Milton Santos há vinte anos já denunciava essa espécie de
competitividade excludente, que não promove a felicidade social, mas os bons
resultados corporativos. Vale dizer, o sucesso empresarial, e aqui seja do
micro (indivíduo) ou do macro (empresa) está alinhado ao resultado produtivo,
alcançado a partir da competitividade, não importa o que isso represente. E
igualmente vale dizer que esse embate invisível promove a crescente destruição
do caráter, tal como nos aponta Richard Sennett. Não existe nesse processo meio
termos, e o método que resulta na autonomia e liberdade se assemelha por todo o
campo produtivo, no final das contas é como se servíssemos a um mesmo senhor,
instigados pela mesma determinação em alcançar os resultados definidos pelas
planilhas.
Quando visito meus pais vejo o quanto o
entretenimento integra essa ordem produtiva. A emissora hegemônica não
questiona ou dialoga, impõe a alienação como um vício, onde o produto oferecido
passa a ser indispensável na construção da realidade cotidiana. Assim, cada vez
mais seu discurso é assimilado pelos milhões de teledependentes, que interagem
na vida de acordo com os modelos disseminados pela programação, por exemplo,
pelas novelas sucessivas, entremeadas pelos noticiários, e finalizadas por
programas de costumes os mais variados. O questionamento, a tensão dialética,
não é considerada, e serenamente é inseminada a orientação dos diretores de
programação, por sua vez orientados pelos controladores acionários da emissora.
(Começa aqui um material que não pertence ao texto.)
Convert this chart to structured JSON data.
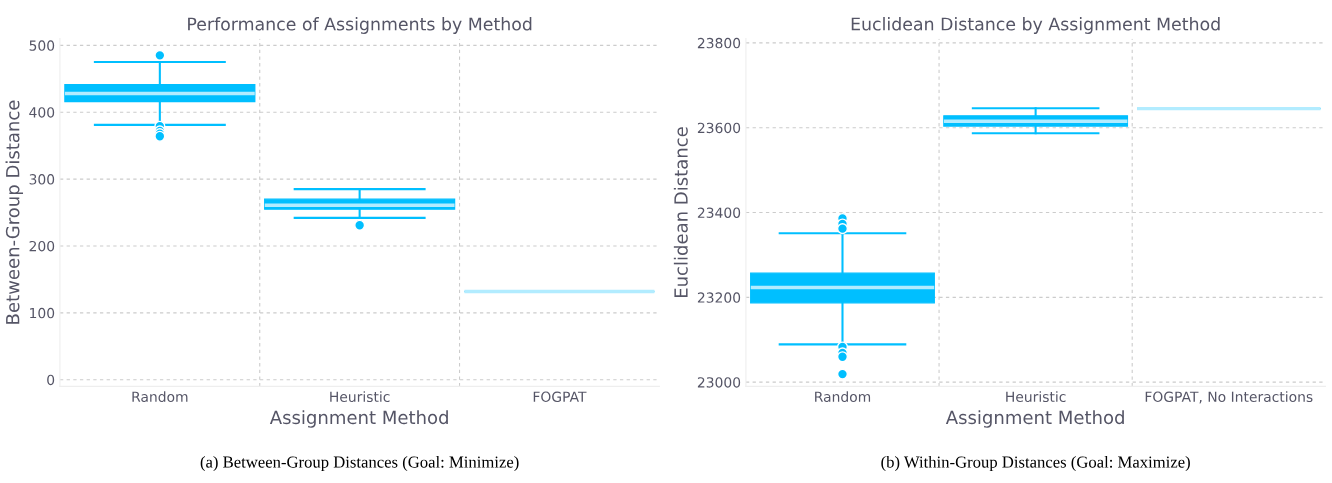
{
  "chart_data": [
    {
      "type": "box",
      "title": "Performance of Assignments by Method",
      "xlabel": "Assignment Method",
      "ylabel": "Between-Group Distance",
      "categories": [
        "Random",
        "Heuristic",
        "FOGPAT"
      ],
      "color": "#00bfff",
      "boxes": [
        {
          "low": 381,
          "q1": 416,
          "median": 428,
          "q3": 441,
          "high": 475,
          "outliers": [
            485,
            379,
            372,
            368,
            364
          ]
        },
        {
          "low": 242,
          "q1": 255,
          "median": 261,
          "q3": 270,
          "high": 285,
          "outliers": [
            231
          ]
        },
        {
          "low": 132,
          "q1": 132,
          "median": 132,
          "q3": 132,
          "high": 132
        }
      ],
      "ylim": [
        -10,
        510
      ],
      "yticks": [
        0,
        100,
        200,
        300,
        400,
        500
      ],
      "grid": true,
      "annotations": [
        "(a) Between-Group Distances (Goal: Minimize)"
      ]
    },
    {
      "type": "box",
      "title": "Euclidean Distance by Assignment Method",
      "xlabel": "Assignment Method",
      "ylabel": "Euclidean Distance",
      "categories": [
        "Random",
        "Heuristic",
        "FOGPAT, No Interactions"
      ],
      "color": "#00bfff",
      "boxes": [
        {
          "low": 23089,
          "q1": 23187,
          "median": 23223,
          "q3": 23257,
          "high": 23351,
          "outliers": [
            23386,
            23373,
            23362,
            23083,
            23069,
            23060,
            23019
          ]
        },
        {
          "low": 23587,
          "q1": 23604,
          "median": 23615,
          "q3": 23628,
          "high": 23646
        },
        {
          "low": 23645,
          "q1": 23645,
          "median": 23645,
          "q3": 23645,
          "high": 23645
        }
      ],
      "ylim": [
        22990,
        23810
      ],
      "yticks": [
        23000,
        23200,
        23400,
        23600,
        23800
      ],
      "grid": true,
      "annotations": [
        "(b) Within-Group Distances (Goal: Maximize)"
      ]
    }
  ]
}
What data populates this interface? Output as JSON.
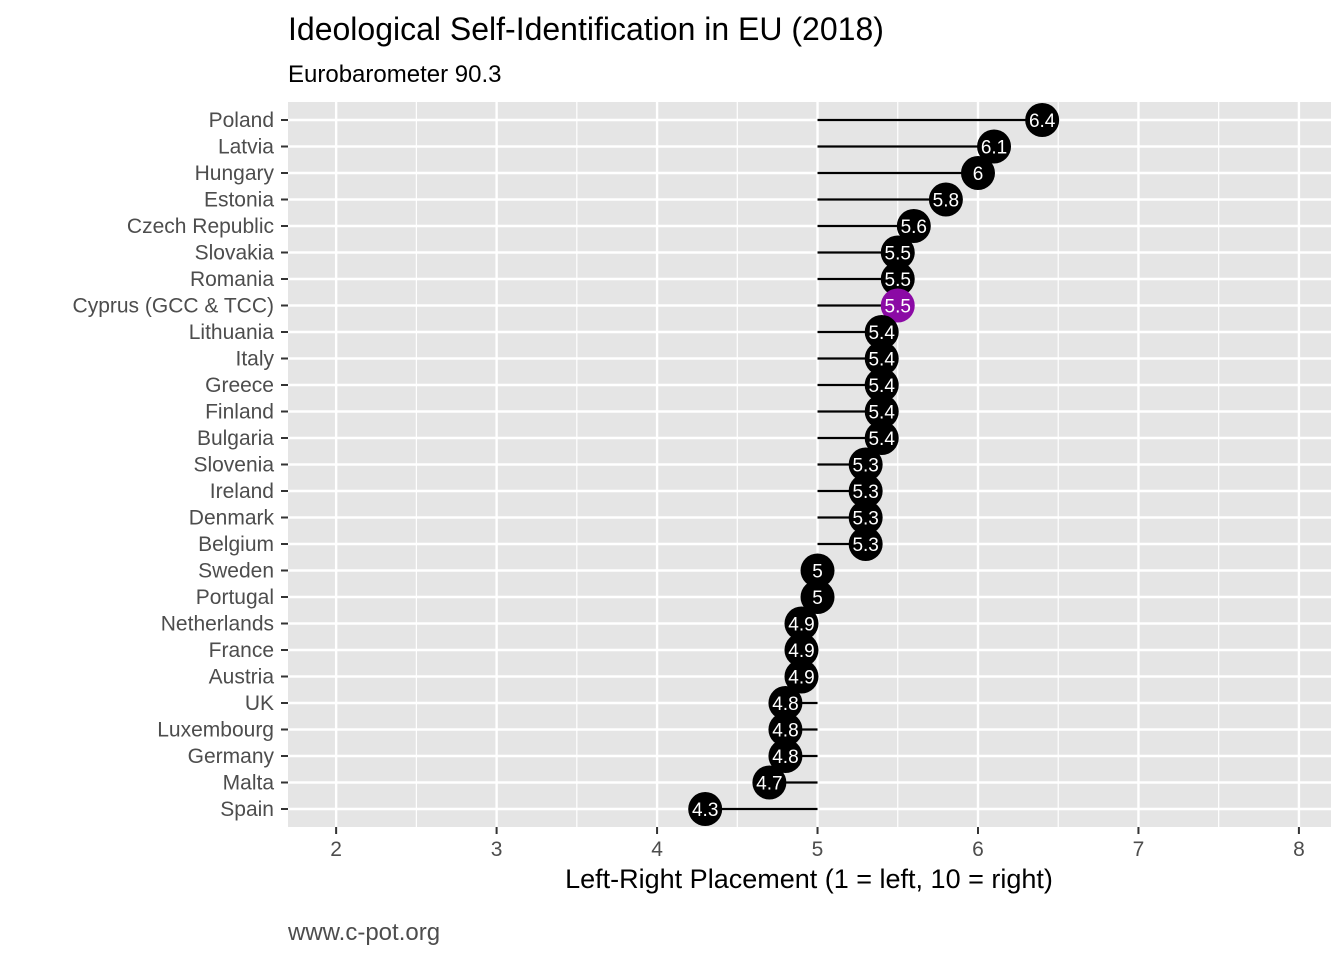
{
  "chart_data": {
    "type": "lollipop",
    "title": "Ideological Self-Identification in EU (2018)",
    "subtitle": "Eurobarometer 90.3",
    "caption": "www.c-pot.org",
    "xlabel": "Left-Right Placement (1 = left, 10 = right)",
    "ylabel": "",
    "xlim": [
      1.7,
      8.2
    ],
    "x_ticks": [
      2,
      3,
      4,
      5,
      6,
      7,
      8
    ],
    "baseline": 5,
    "grid": true,
    "panel_background": "#e5e5e5",
    "grid_color": "#ffffff",
    "point_color": "#000000",
    "highlight_color": "#8b0aa5",
    "label_color": "#ffffff",
    "categories": [
      "Poland",
      "Latvia",
      "Hungary",
      "Estonia",
      "Czech Republic",
      "Slovakia",
      "Romania",
      "Cyprus (GCC & TCC)",
      "Lithuania",
      "Italy",
      "Greece",
      "Finland",
      "Bulgaria",
      "Slovenia",
      "Ireland",
      "Denmark",
      "Belgium",
      "Sweden",
      "Portugal",
      "Netherlands",
      "France",
      "Austria",
      "UK",
      "Luxembourg",
      "Germany",
      "Malta",
      "Spain"
    ],
    "values": [
      6.4,
      6.1,
      6,
      5.8,
      5.6,
      5.5,
      5.5,
      5.5,
      5.4,
      5.4,
      5.4,
      5.4,
      5.4,
      5.3,
      5.3,
      5.3,
      5.3,
      5,
      5,
      4.9,
      4.9,
      4.9,
      4.8,
      4.8,
      4.8,
      4.7,
      4.3
    ],
    "labels": [
      "6.4",
      "6.1",
      "6",
      "5.8",
      "5.6",
      "5.5",
      "5.5",
      "5.5",
      "5.4",
      "5.4",
      "5.4",
      "5.4",
      "5.4",
      "5.3",
      "5.3",
      "5.3",
      "5.3",
      "5",
      "5",
      "4.9",
      "4.9",
      "4.9",
      "4.8",
      "4.8",
      "4.8",
      "4.7",
      "4.3"
    ],
    "highlighted": [
      "Cyprus (GCC & TCC)"
    ]
  }
}
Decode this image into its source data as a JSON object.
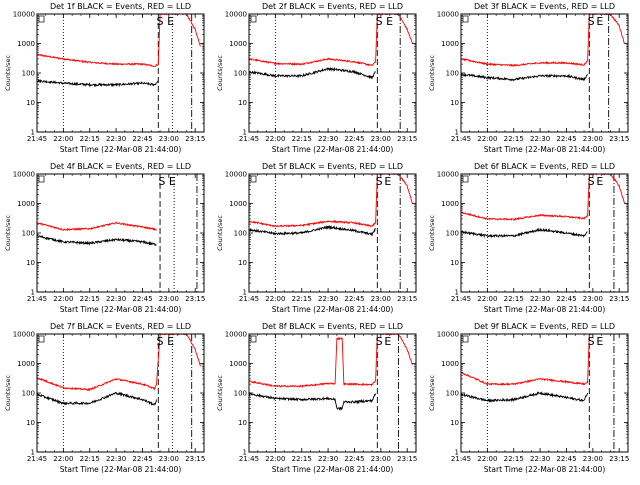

O trabalho competitivo do dia é reproduzido em suas dimensões ideológicas, no
entretenimento noturno. O trabalhador não escapa, torna-se um adendo dessa
máquina de espetáculos, que a sustenta, lhe dá sentido, e o que é pior,
incorpora seu sonambulismo.
Vejo meu pai assistindo calmamente a programação, dia
e noite, sem outra ocupação. Para ele, trata-se de uma medicação indispensável,
definida por belas imagens e falas incompreensíveis, mas que seduzem. É capaz
de submeter-se a essa terapia alienante sem qualquer inconveniente. O mesmo
ocorre com minha mãe, que mais ativa ao longo da jornada, submete-se à
programação sorumbática em busca de seus efeitos entorpecentes, que distorcem a
realidade social íngreme em que vive.
Mas a voracidade competitiva não se associa à
compreensão afetiva da vida. Nem tampouco é justo destacá-la como parte
integrante das referências saudosas da ordem produtiva. Um trabalhador
sindicalizado que produziu, mas igualmente atuou politicamente junto a seus
companheiros de trabalho por certo retém muitas recordações prazerosas de seu
tempo de conquistas. Mas aqueles que se submeteram caninamente ao explorador
modo de produção capitalista simplesmente sublimam as lembranças. Meu pai é
capaz de recordar de muitas passagens de sua vida bucólica no interior, junto à
família, aos amigos, mas não reteve qualquer memória do trabalho bancário. E a
pergunta que faço, por que haveria de guardar alguma recordação de um período
em que apenas contribuiu com as formas mecânicas de ser?